Merge pull request #180 from arangodb-helper/design/upgrade-procedure

ewoutp · web-flow · commit ddb27eb694f9 · 2018-07-16T13:55:07.000+02:00
Documented changed upgrade procedure design
diff --git a/docs/upgrade_spec.md b/docs/upgrade_spec.md
@@ -21,33 +21,64 @@ If the deployment mode is `single`, the Starter will:
   The server will perform the auto-upgrade and then stop.
   After that the Starter will automatically restart it with its normal arguments.
 
-If the deployment mode is `activefailover`, the Starters will:
+If the deployment mode is `activefailover` or `cluster` the Starters will:
 
 - Perform a version check on all servers, ensuring it supports the upgrade procedure.
   TODO: Specify minimal patch version for 3.2, 3.3 & 3.4,
 - Turning off supervision in the Agency and wait for it to be confirmed.
-- Restarting one agent at a time with an additional `--database.auto-upgrade=true` argument.

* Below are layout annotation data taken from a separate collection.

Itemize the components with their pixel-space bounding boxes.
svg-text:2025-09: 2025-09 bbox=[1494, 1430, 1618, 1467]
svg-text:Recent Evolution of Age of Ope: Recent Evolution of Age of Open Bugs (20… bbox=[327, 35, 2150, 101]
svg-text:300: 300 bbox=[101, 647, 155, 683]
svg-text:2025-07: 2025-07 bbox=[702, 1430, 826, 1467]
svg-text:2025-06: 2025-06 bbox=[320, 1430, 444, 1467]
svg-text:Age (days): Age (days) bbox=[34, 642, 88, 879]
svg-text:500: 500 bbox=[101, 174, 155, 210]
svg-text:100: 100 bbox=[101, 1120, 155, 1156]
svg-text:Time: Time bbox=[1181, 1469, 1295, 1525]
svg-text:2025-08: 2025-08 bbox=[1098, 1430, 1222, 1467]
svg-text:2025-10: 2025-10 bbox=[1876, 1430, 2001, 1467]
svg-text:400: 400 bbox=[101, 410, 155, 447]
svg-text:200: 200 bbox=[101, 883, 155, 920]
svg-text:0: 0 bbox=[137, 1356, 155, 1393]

-  The agent will perform the auto-upgrade and then stop.
-  After that the Starter will automatically restart it with its normal arguments.
-- Restarting one resilient single server at a time with an additional `--database.auto-upgrade=true` argument.
-  This server will perform the auto-upgrade and then stop.
-  After that the Starter will automatically restart it with its normal arguments.
-- Turning on supervision in the Agency and wait for it to be confirmed.
+- Create an upgrade plan and store it in the agency.
+  The plan consists of upgrade entries for all agents,
+  followed by upgrade entries for all single servers (in case of `activefailover`),
+  followed by upgrade entries for all dbservers (in case of `cluster`),
+  followed by upgrade entries for all coordinators (in case of `cluster`),
+  followed by upgrade entries for all sync masters (in case of `cluster` & sync),
+  followed by upgrade entries for all sync workers (in case of `cluster` & sync),
+  followed by an entry to re-enable agency supervision.
 
-If the deployment mode is `cluster`, the Starters will:
+Every Starter will monitor the agency for an upgrade plan.
+As soon as it detects an upgrade plan, it will inspect the first entry
+of that plan.
 
-- Perform a version check on all servers, ensuring it supports the upgrade procedure.
-  TODO: Specify minimal patch version for 3.2, 3.3 & 3.4,
-- Turning off supervision in the Agency and wait for it to be confirmed.
-- Restarting one agent at a time with an additional `--database.auto-upgrade=true` argument.
-  The agent will perform the auto-upgrade and then stop.
-  After that the Starter will automatically restart it with its normal arguments.
-- Restarting one dbserver at a time with an additional `--database.auto-upgrade=true` argument.
-  This dbserver will perform the auto-upgrade and then stop.
-  After that the Starter will automatically restart it with its normal arguments.
-- Restarting one coordinator at a time with an additional `--database.auto-upgrade=true` argument.
-  This coordinator will perform the auto-upgrade and then stop.
-  After that the Starter will automatically restart it with its normal arguments.
-- Turning on supervision in the Agency and wait for it to be confirmed.
+If the first entry involves a server that is under control of this Starter,
+it will restart the server once with an additional
+`--database.auto-upgrade=true` argument.
+This server will perform the auto-upgrade and then stop.
+The Starter will wait for this server to terminate and restart it with all
+the usual arguments.
+
+Once the Starter has confirmed that the newly started server is up and running,
+it will remove the first entry from the upgrade plan.
+
+If the first entry of the upgrade plan is a re-enable agency supervision
+item, the leader Starter will re-enable agency supervision and mark
+the upgrade plan as ready.
+
+## Upgrade state inspection
+
+A new API will be added to inspect the current state of the upgrade process.
+
+This API will be a `GET` request to `/database-auto-upgrade`, resulting in
+a JSON object with the following fields:
+
+- `ready` a boolean that is `true` when the plan has been finished succesfully,
+  or `false` otherwise.
+- `failed` a boolean that is `true` when the plan has resulted in an
+  upgrade failure, or `false` otherwise.
+- `reason` a string that describes the state of the upgrade plan in a
+  human readable form.
+- `servers_upgraded` an array containing objects describing the servers that have
+  been upgraded.
+- `servers_remaining` an array containing objects describing the servers that
+  have not yet been upgraded.
+
+## Failures
+
+If the upgrade procedure of one of the servers fails (for whatever reason),
+the Starter that performs that part of the procedure will mark the
+first entry of the upgrade plan as failed.
+No Starter will act on an upgrade plan entry that is marked failed.
+
+A new API will be added to remove the failure flag from the first entry
+of an upgrade plan, such that the procedure can be retried.
 
-Once all servers in the starter have upgraded, repeat the procedure for the next starter.
+This API will be a `POST` request to `/database-auto-upgrade/retry`.